New Orleans Every time we think we might be surprised at the avarice of major financial institutions, we are reminded that in the real world, there are no limits either to greed or the willingness for banks to rip off anyone available including preying on desperate, poor families. More sickening evidence was available in a story in the Times on how big time banks are trying to exploit loopholes in consumer protections and the regulations covering payday lenders by stealing from the poor.
The hammer hit the nail early in the story:
An increasing number of the nation’s large banks — U.S. Bank, Regions Financial and Wells Fargo among them — are aggressively courting low-income customers alike … with alternative products that can carry high fees. They are rapidly expanding these offerings partly because the products were largely untouched by recent financial regulations, and also to recoup the billions in lost income from recent limits on debit and credit card fees.
The story carried a picture of a fellow who had borrowed $1000 to pay for medicine for his cystic fibrosis where he paid $100 in fees and stands to pay even more if he’s late on payments. If that doesn’t make you want to do something between weeping and pull down a wall with your bare hands, then there is just plain something wrong with you, and please immediately see someone for that.

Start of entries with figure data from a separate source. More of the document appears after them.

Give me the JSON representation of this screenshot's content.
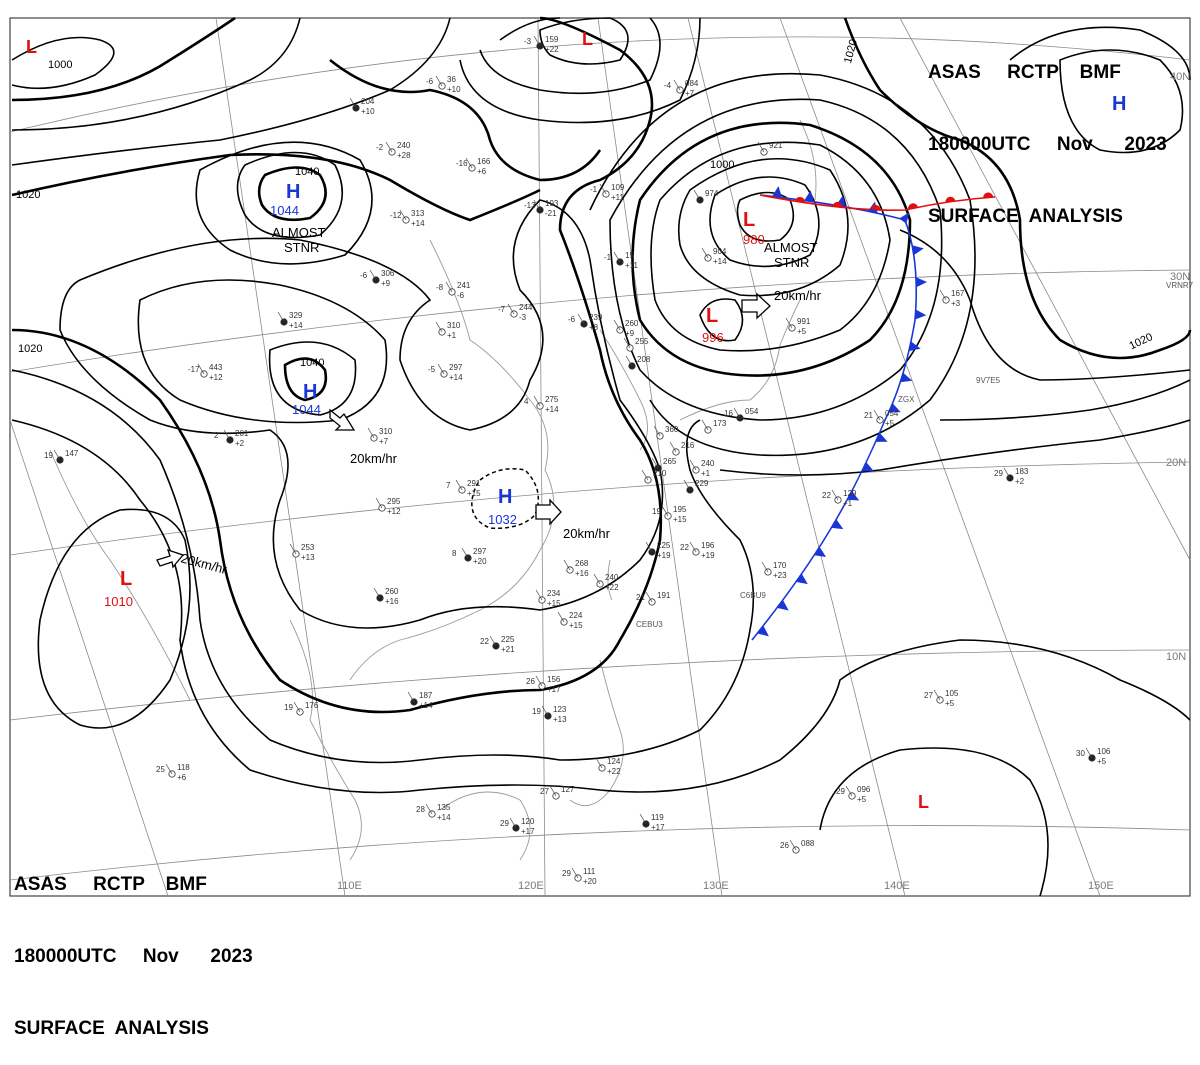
{
  "header": {
    "line1": "ASAS     RCTP    BMF",
    "line2": "180000UTC     Nov      2023",
    "line3": "SURFACE  ANALYSIS"
  },
  "colors": {
    "high": "#1a37d6",
    "low": "#e01010",
    "isobar": "#000000",
    "grid": "#8a8a8a",
    "coast": "#9a9a9a",
    "cold_front": "#1a37d6",
    "warm_front": "#e01010"
  },
  "isobar_labels": {
    "i1000_nw": "1000",
    "i1020_nw": "1020",
    "i1040_top": "1040",
    "i1040_mid": "1040",
    "i1020_left": "1020",
    "i1000_ne": "1000",
    "i1020_ne": "1020",
    "i1020_east": "1020"
  },
  "pressure_systems": [
    {
      "id": "l-nw",
      "type": "L",
      "value": ""
    },
    {
      "id": "l-north",
      "type": "L",
      "value": ""
    },
    {
      "id": "h-ne",
      "type": "H",
      "value": ""
    },
    {
      "id": "h-mongolia",
      "type": "H",
      "value": "1044"
    },
    {
      "id": "h-central",
      "type": "H",
      "value": "1044"
    },
    {
      "id": "h-china",
      "type": "H",
      "value": "1032"
    },
    {
      "id": "l-kamchatka",
      "type": "L",
      "value": "980"
    },
    {
      "id": "l-japan",
      "type": "L",
      "value": "996"
    },
    {
      "id": "l-west",
      "type": "L",
      "value": "1010"
    },
    {
      "id": "l-southeast",
      "type": "L",
      "value": ""
    }
  ],
  "movement_notes": {
    "stnr_mongolia": [
      "ALMOST",
      "STNR"
    ],
    "stnr_kamchatka": [
      "ALMOST",
      "STNR"
    ],
    "speed_central_h": "20km/hr",
    "speed_china_h": "20km/hr",
    "speed_west_l": "20km/hr",
    "speed_japan_l": "20km/hr"
  },
  "longitude_labels": [
    "110E",
    "120E",
    "130E",
    "140E",
    "150E"
  ],
  "latitude_labels": [
    "40N",
    "30N",
    "20N",
    "10N"
  ],
  "stations": [
    {
      "a": "-3",
      "b": "159",
      "c": "+22"
    },
    {
      "a": "-6",
      "b": "36",
      "c": "+10"
    },
    {
      "a": "-4",
      "b": "084",
      "c": "+7"
    },
    {
      "a": "",
      "b": "204",
      "c": "+10"
    },
    {
      "a": "-2",
      "b": "240",
      "c": "+28"
    },
    {
      "a": "-16",
      "b": "166",
      "c": "+6"
    },
    {
      "a": "-13",
      "b": "193",
      "c": "-21"
    },
    {
      "a": "-1",
      "b": "109",
      "c": "+11"
    },
    {
      "a": "-12",
      "b": "313",
      "c": "+14"
    },
    {
      "a": "-6",
      "b": "306",
      "c": "+9"
    },
    {
      "a": "-8",
      "b": "241",
      "c": "-6"
    },
    {
      "a": "-7",
      "b": "244",
      "c": "-3"
    },
    {
      "a": "-6",
      "b": "239",
      "c": "+8"
    },
    {
      "a": "",
      "b": "310",
      "c": "+1"
    },
    {
      "a": "-17",
      "b": "443",
      "c": "+12"
    },
    {
      "a": "",
      "b": "329",
      "c": "+14"
    },
    {
      "a": "-5",
      "b": "297",
      "c": "+14"
    },
    {
      "a": "4",
      "b": "275",
      "c": "+14"
    },
    {
      "a": "2",
      "b": "201",
      "c": "+2"
    },
    {
      "a": "",
      "b": "310",
      "c": "+7"
    },
    {
      "a": "7",
      "b": "291",
      "c": "+15"
    },
    {
      "a": "19",
      "b": "147",
      "c": ""
    },
    {
      "a": "",
      "b": "295",
      "c": "+12"
    },
    {
      "a": "",
      "b": "253",
      "c": "+13"
    },
    {
      "a": "8",
      "b": "297",
      "c": "+20"
    },
    {
      "a": "",
      "b": "268",
      "c": "+16"
    },
    {
      "a": "",
      "b": "240",
      "c": "+22"
    },
    {
      "a": "",
      "b": "260",
      "c": "+16"
    },
    {
      "a": "",
      "b": "234",
      "c": "+15"
    },
    {
      "a": "",
      "b": "224",
      "c": "+15"
    },
    {
      "a": "22",
      "b": "225",
      "c": "+21"
    },
    {
      "a": "21",
      "b": "191",
      "c": ""
    },
    {
      "a": "19",
      "b": "195",
      "c": "+15"
    },
    {
      "a": "",
      "b": "225",
      "c": "+19"
    },
    {
      "a": "22",
      "b": "196",
      "c": "+19"
    },
    {
      "a": "",
      "b": "170",
      "c": "+23"
    },
    {
      "a": "",
      "b": "187",
      "c": "+14"
    },
    {
      "a": "19",
      "b": "176",
      "c": ""
    },
    {
      "a": "26",
      "b": "156",
      "c": "+17"
    },
    {
      "a": "19",
      "b": "123",
      "c": "+13"
    },
    {
      "a": "25",
      "b": "118",
      "c": "+6"
    },
    {
      "a": "28",
      "b": "135",
      "c": "+14"
    },
    {
      "a": "29",
      "b": "120",
      "c": "+17"
    },
    {
      "a": "27",
      "b": "127",
      "c": ""
    },
    {
      "a": "",
      "b": "124",
      "c": "+22"
    },
    {
      "a": "",
      "b": "119",
      "c": "+17"
    },
    {
      "a": "29",
      "b": "111",
      "c": "+20"
    },
    {
      "a": "27",
      "b": "105",
      "c": "+5"
    },
    {
      "a": "30",
      "b": "106",
      "c": "+5"
    },
    {
      "a": "29",
      "b": "096",
      "c": "+5"
    },
    {
      "a": "26",
      "b": "088",
      "c": ""
    },
    {
      "a": "29",
      "b": "183",
      "c": "+2"
    },
    {
      "a": "21",
      "b": "054",
      "c": "+5"
    },
    {
      "a": "22",
      "b": "129",
      "c": "+1"
    },
    {
      "a": "16",
      "b": "054",
      "c": ""
    },
    {
      "a": "",
      "b": "167",
      "c": "+3"
    },
    {
      "a": "",
      "b": "904",
      "c": "+14"
    },
    {
      "a": "",
      "b": "974",
      "c": ""
    },
    {
      "a": "",
      "b": "921",
      "c": ""
    },
    {
      "a": "",
      "b": "991",
      "c": "+5"
    },
    {
      "a": "-1",
      "b": "15",
      "c": "+11"
    },
    {
      "a": "",
      "b": "260",
      "c": "+9"
    },
    {
      "a": "",
      "b": "255",
      "c": ""
    },
    {
      "a": "",
      "b": "208",
      "c": ""
    },
    {
      "a": "",
      "b": "360",
      "c": ""
    },
    {
      "a": "",
      "b": "216",
      "c": ""
    },
    {
      "a": "",
      "b": "265",
      "c": ""
    },
    {
      "a": "",
      "b": "240",
      "c": "+1"
    },
    {
      "a": "",
      "b": "210",
      "c": ""
    },
    {
      "a": "",
      "b": "229",
      "c": ""
    },
    {
      "a": "",
      "b": "173",
      "c": ""
    }
  ],
  "place_codes": [
    "CEBU3",
    "C6BU9",
    "VRNR7",
    "9V7E5",
    "ZGX"
  ]
}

The loophole is that legislation regulating payday lenders does not apply to the big boys, so they are trying to grab what others can no longer touch. Payday lending has been a huge campaign for ACORN Canada, so this leads me scurrying back to make sure we didn’t leave this backdoor unlocked in the Great North. Spokespeople for the newly organized Consumer Financial Protection Bureau were reportedly looking to see if any of this was out of whack, but I’m afraid that will be a vain search.
It goes without saying that some banks won’t think twice about steering lower income customers towards more expensive products. Can you say “subprime mortgage loans!”
Many of these scalawags charge costly fees for transactions on “prepaid” cards. These are cards loaded by the holder with cash money so there is NO RISK.
There ought to be a law but there probably won’t be one at the federal level. In some place maybe a state might be willing to shut the loophole. In other it will simply be another sad, tragic example of business as usual which in cases like these ought to have the same criminal penalties as grand theft robbery has.